Equations for double etale covers of the hyperelliptic curve $y^2 = x^5+1$
Let $X$ be the (smooth projective model) of the hyperelliptic curve $y^2=x^5+1$ over $\mathbf C$.
Can we "easily" write down equations for all double unramified covers of $X$?

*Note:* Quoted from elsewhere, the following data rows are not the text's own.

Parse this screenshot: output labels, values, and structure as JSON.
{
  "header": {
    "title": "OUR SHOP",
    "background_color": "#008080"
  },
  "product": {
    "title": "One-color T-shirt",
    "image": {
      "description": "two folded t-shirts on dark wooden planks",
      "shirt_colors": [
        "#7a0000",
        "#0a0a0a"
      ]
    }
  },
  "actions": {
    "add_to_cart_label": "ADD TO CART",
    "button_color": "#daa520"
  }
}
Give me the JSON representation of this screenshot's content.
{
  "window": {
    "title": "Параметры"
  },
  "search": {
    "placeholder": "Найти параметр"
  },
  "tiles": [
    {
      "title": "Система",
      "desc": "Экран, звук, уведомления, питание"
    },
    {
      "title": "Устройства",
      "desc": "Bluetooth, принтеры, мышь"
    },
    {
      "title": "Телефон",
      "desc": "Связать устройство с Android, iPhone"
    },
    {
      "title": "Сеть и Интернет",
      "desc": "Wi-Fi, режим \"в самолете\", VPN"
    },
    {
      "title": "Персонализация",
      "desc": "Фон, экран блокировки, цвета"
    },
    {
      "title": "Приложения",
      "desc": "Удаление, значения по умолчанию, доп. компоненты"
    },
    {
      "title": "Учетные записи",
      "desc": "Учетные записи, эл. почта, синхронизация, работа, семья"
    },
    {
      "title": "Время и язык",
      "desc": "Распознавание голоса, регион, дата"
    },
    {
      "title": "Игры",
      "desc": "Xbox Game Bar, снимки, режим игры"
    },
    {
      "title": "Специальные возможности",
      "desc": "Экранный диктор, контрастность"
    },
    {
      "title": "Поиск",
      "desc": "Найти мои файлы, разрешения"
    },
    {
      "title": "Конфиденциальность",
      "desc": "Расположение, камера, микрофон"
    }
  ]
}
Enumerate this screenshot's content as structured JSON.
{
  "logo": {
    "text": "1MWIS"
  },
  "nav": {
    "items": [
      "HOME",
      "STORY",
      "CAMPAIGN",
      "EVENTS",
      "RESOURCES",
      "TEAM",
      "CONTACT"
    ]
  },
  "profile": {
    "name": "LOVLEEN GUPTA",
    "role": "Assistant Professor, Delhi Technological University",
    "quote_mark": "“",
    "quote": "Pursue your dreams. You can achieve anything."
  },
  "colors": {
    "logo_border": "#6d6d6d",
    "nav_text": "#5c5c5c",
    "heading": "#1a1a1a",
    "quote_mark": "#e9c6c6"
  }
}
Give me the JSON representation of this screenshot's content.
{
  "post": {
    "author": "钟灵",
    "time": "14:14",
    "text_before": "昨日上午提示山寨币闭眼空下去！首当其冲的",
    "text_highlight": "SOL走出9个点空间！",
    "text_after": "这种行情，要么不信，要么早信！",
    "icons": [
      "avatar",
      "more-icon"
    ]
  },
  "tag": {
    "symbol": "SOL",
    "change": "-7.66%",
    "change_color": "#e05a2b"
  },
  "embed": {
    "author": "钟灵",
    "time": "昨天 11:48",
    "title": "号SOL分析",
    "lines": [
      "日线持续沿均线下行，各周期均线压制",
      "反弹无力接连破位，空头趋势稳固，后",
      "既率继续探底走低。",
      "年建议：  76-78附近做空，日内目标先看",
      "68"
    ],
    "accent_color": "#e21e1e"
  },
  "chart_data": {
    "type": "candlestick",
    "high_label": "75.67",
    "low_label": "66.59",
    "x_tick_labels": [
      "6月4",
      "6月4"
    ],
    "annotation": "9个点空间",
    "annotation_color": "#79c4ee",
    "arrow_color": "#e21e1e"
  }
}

Topologically, these covers correspond to (normal) subgroups of index two in the fundamental group of $X$. So there's only a finite number of them. The function field of $X$ is $K=\mathbf C(x)[y]/(y^2-x^5-1)$. A double etale cover of $X$ corresponds to (a certain) quadratic extension $L/K$. I guess every quadratic extension of $K$ is given by taking the root of some element $D$ in $K$, or by adjoining $(1+\sqrt{D})/2$ to $K$ for some $D$.
I didn't get much further than this though.
Let me elaborate a bit my comment.
This part works for any smooth projective curve $X$ in characteristic $\ne 2$. A double cover $Y\to X$ is given, as you said, by a quadratic extension $L$ of $K={\mathbf C}(X)$. It is an elementary result that such an extension is always given by adjoining a square root $z$ of some $f\in K$: $L=K[z]$ with $z^2=f$.
Now the question is when is this cover étale ?
Claim: The cover $Y \to X$ given by $z^2=f$ is étale if and only if the divisor $\mathrm{div}_X(f)$ of $f$ is of the form $$\mathrm{div}_X(f)=2D$$ for some divisor $D$ on $X$.
It is a little too long to check all details here, but we can see that if $f$ has a zero of odd order at some point $x_0\in X$, then locally at $x_0$, we have $z^2=t^du$ where $t$ is a parameter at $x_0$, $u$ is a unit of $O_{X,x_0}$ and $d=2m+1$ is an odd positive integer. Therefore $t=(z/t^m )^2u^{-1}$ vanishes at ordre $>1$ at any point of $Y$ lying over $x_0$, so $Y\to X$ is ramified above $x_0$.
Admitting the above claim, our task now is to find rational functions $f$ on $X$ such that $\mathrm{div}(f)$ has only zeros and poles of even orders (and of course, for $L$ to be really quadratic over $K$, $f$ must not be a square in $K$). Equivalently, we are looking for divisors $D$ on $X$ such that $2D\sim 0$ and $D\not\sim 0$. A such $D$ has degree $0$ and its class in the Jacobian of $X$ has order exactly $2$.
Note that if $D'\sim D$, then the étale cover associated to $D'$ is the same then the one associated to $D$ because $\mathrm{div}(f')=2D'$ implies that $f=h^2f'$ for some $h\in K$ (the ground field needs to be algebraically closed for this), so $K[\sqrt{f}]=K[\sqrt{f'}]$. This says that $X$ has exactly $2^{2g}-1$ double étale covers, where $g$ is the genus of $X$.
If you are patient enough to arrive to this point, we can start to find the desired $D$ on a hyperelliptic curve $X$ defined by $y^2=P(x)$, with $P(x)$ of odd degree $2g+1$ ($g$ is the genus of $X$). It is known that the differences of two Weierstrass points are $2$-torsion in the Jacobian. More concretely, let $a_1, \dots, a_{2g+1}$ be the zeros of $P(X)$. Then $$f_i:=(x-a_1)/(x-a_i), \quad 2\le i\le 2g+1$$ has divisor $2(w_1-w_i)$ where $w_i$ is the Weierstrass point $x=a_i, y=0$ in $X$. If I remember correctly, the $w_1-w_i$ form a basis of the $2$-torsion points over $\mathbb Z/2\mathbb Z$. This means finally that the étale double covers of $X$ are given by $$z^2=\prod_{2\le i\le 2g+1} f_i^{\epsilon_i}, $$ for some $(\epsilon_2, \dots, \epsilon_{2g+1})\in (\mathbb Z/2\mathbb Z)^{2g}\setminus \{ 0\}$. Now you know what to do with your specific curve.
As my reputation is still too low, I could not add a comment to your answer Cantlog. What I wanted to say is the following: shouldn't it be true that the divisor of the rational function $f_{i}$ you define equals $2(w_{1} - w_{i})$, as the order of vanishing of the rational function $x$ at the point $(0,0)$ is $2$? Then indeed the class of the divisor $w_{1} - w_{i}$ is a 2-torsion point on the Jacobian of $X$, as twice that divisor becomes rationally equivalent to the class of the zero divisor.